Shaw to trial FTTH internet service
Shaw Communications announced today that it will trial Gigabit Internet service which is 10 times faster than Shaw’s High-Speed Nitro Internet service, which currently runs at 100 Mbps per second.
The company gave few details of the trial other than to say the service would be “delivered over Fibre-to-the-Home (FTTH) and will be able to support new and emerging Internet applications that require faster download speeds.”
Shaw also said it expects to launch the service in April, however, the company did not say where the Gigabit Internet service might be launched, what it might cost or how many customers would actually be able to subscribe to the FTTH service.
The Gigabit service will likely be offered to a limited number of newly built apartment buildings and condominiums in Western Canada which laid fibre optic cable to each unit when they were built.
Shaw says it expects to begin rolling out the service in April.
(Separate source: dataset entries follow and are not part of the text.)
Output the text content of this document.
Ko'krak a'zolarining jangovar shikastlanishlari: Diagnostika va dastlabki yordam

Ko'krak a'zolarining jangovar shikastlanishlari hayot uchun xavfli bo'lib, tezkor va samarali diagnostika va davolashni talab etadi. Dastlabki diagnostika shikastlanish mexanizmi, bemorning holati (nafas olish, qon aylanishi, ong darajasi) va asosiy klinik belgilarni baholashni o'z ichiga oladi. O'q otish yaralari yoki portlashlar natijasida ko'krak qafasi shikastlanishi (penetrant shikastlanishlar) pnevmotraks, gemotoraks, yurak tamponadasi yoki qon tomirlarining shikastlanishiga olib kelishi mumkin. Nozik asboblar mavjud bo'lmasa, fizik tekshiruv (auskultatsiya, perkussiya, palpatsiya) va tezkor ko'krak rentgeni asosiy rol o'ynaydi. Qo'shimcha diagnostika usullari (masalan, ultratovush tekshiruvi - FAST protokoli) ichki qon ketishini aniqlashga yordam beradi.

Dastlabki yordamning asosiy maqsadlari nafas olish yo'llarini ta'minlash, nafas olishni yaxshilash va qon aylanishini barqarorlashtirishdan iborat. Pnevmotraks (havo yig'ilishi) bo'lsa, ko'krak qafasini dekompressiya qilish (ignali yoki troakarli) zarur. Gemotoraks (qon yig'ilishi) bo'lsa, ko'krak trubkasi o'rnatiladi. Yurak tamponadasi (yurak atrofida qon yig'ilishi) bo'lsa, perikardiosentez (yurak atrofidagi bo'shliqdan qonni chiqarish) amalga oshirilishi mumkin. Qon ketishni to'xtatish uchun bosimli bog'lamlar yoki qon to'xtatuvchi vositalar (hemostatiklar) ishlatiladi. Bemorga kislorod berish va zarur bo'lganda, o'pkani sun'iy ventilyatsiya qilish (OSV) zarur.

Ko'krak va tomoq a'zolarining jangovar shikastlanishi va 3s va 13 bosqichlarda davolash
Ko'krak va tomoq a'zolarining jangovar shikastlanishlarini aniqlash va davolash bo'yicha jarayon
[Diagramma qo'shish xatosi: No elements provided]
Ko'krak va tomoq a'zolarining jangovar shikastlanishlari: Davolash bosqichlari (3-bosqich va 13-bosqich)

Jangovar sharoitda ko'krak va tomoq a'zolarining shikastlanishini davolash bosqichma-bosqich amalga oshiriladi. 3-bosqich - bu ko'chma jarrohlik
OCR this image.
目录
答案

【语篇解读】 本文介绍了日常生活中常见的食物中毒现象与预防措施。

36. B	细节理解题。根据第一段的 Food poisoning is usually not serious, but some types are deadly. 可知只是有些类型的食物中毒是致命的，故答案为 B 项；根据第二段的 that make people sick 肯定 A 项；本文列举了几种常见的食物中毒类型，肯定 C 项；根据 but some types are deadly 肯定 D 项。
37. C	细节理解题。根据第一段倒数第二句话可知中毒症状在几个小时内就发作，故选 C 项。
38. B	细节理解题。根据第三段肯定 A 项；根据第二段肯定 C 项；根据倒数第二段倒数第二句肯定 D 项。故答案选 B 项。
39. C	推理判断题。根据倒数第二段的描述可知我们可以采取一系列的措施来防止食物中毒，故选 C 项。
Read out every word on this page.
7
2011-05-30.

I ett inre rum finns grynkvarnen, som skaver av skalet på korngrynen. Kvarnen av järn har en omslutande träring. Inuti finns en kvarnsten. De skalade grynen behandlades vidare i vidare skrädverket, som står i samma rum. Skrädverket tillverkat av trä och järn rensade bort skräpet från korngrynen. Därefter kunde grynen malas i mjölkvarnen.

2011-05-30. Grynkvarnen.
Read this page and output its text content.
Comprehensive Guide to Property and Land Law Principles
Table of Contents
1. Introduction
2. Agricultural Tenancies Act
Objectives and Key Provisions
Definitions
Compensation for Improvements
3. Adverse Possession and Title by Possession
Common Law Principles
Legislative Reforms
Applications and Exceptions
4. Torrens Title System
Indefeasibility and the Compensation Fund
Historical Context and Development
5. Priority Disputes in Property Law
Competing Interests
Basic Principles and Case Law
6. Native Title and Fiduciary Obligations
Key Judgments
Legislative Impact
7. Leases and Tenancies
Shaw will not be the first Canadian company to offer FTTH internet service. By the end of 2010, Bell Aliant in Atlantic Canada says it will have invested $80 million to bring FTTH technology to 110,000 – or 35 per cent – of the homes and business in New Brunswick.
Discuss in Digital Home’s Canadian High Speed Internet forum.
According to an article in the Calgary Herald today (via the Edmonton Journal) the service is hardly being rolled out in April. Shaw is doing a trial in one Vancouver community in April and then one community in each of Calgary and Edmonton in August. From there they’ll decide on packaging, pricing, etc. It sounds like if there is a demand or their competitors start doing something that it wouldn’t take all that long to start offering this service. Personally, I can’t wait to see the price they’ll charge for this service.